The cancellation of the meeting in Birmingham comes as Theresa May seeks to reconstitute the inquiry to meet the demands of some victims for it to be statutory, and after complaints about the make up of the independent panel.
But the delays over the start of the inquiry’s work, the controversy over the choice of chair and statements made in the media by some panel members raising doubt over the inquiry’s future have all put huge pressure on vulnerable survivors of child abuse, according to groups who represent them.
Some victims have been hospitalised as a result of self harming over anxieties that the inquiry will not happen and they will lose their chance to disclose abuse that took place in an institution, according to survivor groups.
Lucy Duckworth, who works with the Survivors’ Alliance, an umbrella group for some 200 organisations representing adult victims of child abuse, said the last minute cancellation of the panel listening event in Birmingham would only add to the distress of survivors. She said her organisation has complained about the lack of professional support put in place for these meetings. In its statement the inquiry panel said the meeting was being postponed because of the uncertainty over the future shape of the inquiry. The listening events are initial meetings designed to seek views from those attending particularly victims and their representatives, on how they would like the inquiry to engage with them.
Duckworth said: “I think all the listening events should be postponed until a proper structure is put in place and the inquiry secretariat and the panel respond to survivors’ concerns. I think it is regrettable that this event in Birmingham was cancelled at such short notice because some survivors were preparing to go and many had taken the day of work to do so. I think the way all this is being handled shows a complete lack of understanding of the triggers of abuse and the lack of awareness of the mental health issues surrounding this.”
In its statement on the inquiry website, the panel said the cancellation was due to the “uncertainty on the future shape of the inquiry.”
The statement said: “We are very sorry for any inconvenience caused – those who were due to attend this event will be given priority places at future meetings.
“We would like to stress that this is only a postponement and we will post a further update next week.
“We know this will be really disappointing news but we want to reassure everyone who has attended, or wishes to attend, one of our listing events that we do value your contributions and want to ensure that we continue communicating with you in taking forward the work of the inquiry.” The panel said that in future there would be proper support put in place for victims who came forward to the listening meetings around the country.
“This is in response to observations made by those that attended previous meetings.

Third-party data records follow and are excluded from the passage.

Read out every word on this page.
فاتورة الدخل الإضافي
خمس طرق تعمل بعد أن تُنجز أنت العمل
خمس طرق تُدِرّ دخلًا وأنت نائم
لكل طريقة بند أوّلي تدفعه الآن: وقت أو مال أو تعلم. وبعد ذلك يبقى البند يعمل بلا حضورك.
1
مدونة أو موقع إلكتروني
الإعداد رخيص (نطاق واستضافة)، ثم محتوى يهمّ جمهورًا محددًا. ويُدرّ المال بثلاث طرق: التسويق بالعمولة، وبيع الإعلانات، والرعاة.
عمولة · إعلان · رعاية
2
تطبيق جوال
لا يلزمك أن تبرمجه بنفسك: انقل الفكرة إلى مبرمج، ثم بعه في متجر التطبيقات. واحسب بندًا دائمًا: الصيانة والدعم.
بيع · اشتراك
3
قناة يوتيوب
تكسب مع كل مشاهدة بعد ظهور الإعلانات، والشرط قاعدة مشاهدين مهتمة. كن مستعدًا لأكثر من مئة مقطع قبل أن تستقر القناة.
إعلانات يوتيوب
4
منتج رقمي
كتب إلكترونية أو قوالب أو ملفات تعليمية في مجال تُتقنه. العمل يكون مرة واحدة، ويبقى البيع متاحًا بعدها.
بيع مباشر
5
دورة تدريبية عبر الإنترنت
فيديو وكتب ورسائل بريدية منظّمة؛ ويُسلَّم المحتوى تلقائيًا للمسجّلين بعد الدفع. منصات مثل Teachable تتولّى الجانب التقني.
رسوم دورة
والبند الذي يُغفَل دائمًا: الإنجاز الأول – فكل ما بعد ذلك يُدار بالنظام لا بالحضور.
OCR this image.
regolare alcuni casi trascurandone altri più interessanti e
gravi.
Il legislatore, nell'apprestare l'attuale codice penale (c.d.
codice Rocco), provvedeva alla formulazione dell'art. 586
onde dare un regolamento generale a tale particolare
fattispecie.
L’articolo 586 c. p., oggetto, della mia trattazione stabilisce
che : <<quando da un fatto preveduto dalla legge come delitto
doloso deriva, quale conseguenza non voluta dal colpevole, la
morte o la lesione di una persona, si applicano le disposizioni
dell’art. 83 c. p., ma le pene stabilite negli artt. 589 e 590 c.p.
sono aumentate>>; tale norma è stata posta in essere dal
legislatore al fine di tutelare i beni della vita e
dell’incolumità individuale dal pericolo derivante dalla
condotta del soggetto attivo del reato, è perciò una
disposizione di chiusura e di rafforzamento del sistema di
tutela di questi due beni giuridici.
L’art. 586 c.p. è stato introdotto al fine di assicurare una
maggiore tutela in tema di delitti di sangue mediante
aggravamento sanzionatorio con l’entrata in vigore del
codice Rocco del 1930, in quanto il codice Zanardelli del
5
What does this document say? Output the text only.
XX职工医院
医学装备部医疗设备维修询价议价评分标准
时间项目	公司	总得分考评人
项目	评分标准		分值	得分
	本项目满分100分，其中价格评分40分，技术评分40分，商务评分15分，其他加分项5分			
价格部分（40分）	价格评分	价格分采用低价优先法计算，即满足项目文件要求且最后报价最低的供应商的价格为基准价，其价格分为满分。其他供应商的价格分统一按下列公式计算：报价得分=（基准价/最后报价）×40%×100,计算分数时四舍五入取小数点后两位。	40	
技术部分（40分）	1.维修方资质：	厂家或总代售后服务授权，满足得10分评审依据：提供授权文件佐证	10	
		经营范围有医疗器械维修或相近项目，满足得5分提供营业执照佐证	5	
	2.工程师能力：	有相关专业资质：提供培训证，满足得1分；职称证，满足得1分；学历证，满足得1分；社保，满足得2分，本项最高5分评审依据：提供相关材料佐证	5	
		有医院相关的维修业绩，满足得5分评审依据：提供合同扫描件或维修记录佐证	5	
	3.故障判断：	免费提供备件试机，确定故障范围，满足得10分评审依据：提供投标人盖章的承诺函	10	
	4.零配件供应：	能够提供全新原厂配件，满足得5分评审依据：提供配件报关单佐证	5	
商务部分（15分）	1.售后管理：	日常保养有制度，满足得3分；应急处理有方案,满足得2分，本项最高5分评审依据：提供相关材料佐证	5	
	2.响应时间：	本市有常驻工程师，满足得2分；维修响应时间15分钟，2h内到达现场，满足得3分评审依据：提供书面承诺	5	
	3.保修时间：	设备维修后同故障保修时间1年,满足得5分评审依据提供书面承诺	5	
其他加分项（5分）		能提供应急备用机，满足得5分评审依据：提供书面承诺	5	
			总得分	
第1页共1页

We will now have two safeguarding support professionals at each. They will work to ensure that both male and female attendees receive support should they require it on the day.”
May is under huge pressure to save the inquiry, set up to investigate institutional culpability for decades of child abuse, after a series of controversies over the appointment of two chairs – Dame Elizabeth Butler Sloss and Fiona Woolf – who were seen to be too connected to the establishment to run the process, and over the make up of the inquiry panel.
At a meeting in the Commons on Wednesday, hundreds of survivors gathered to demand changes to the inquiry. Phil Frampton, from the survivors’ groups said the inquiry was in a mess, and the home secretary should rip up the process and start again.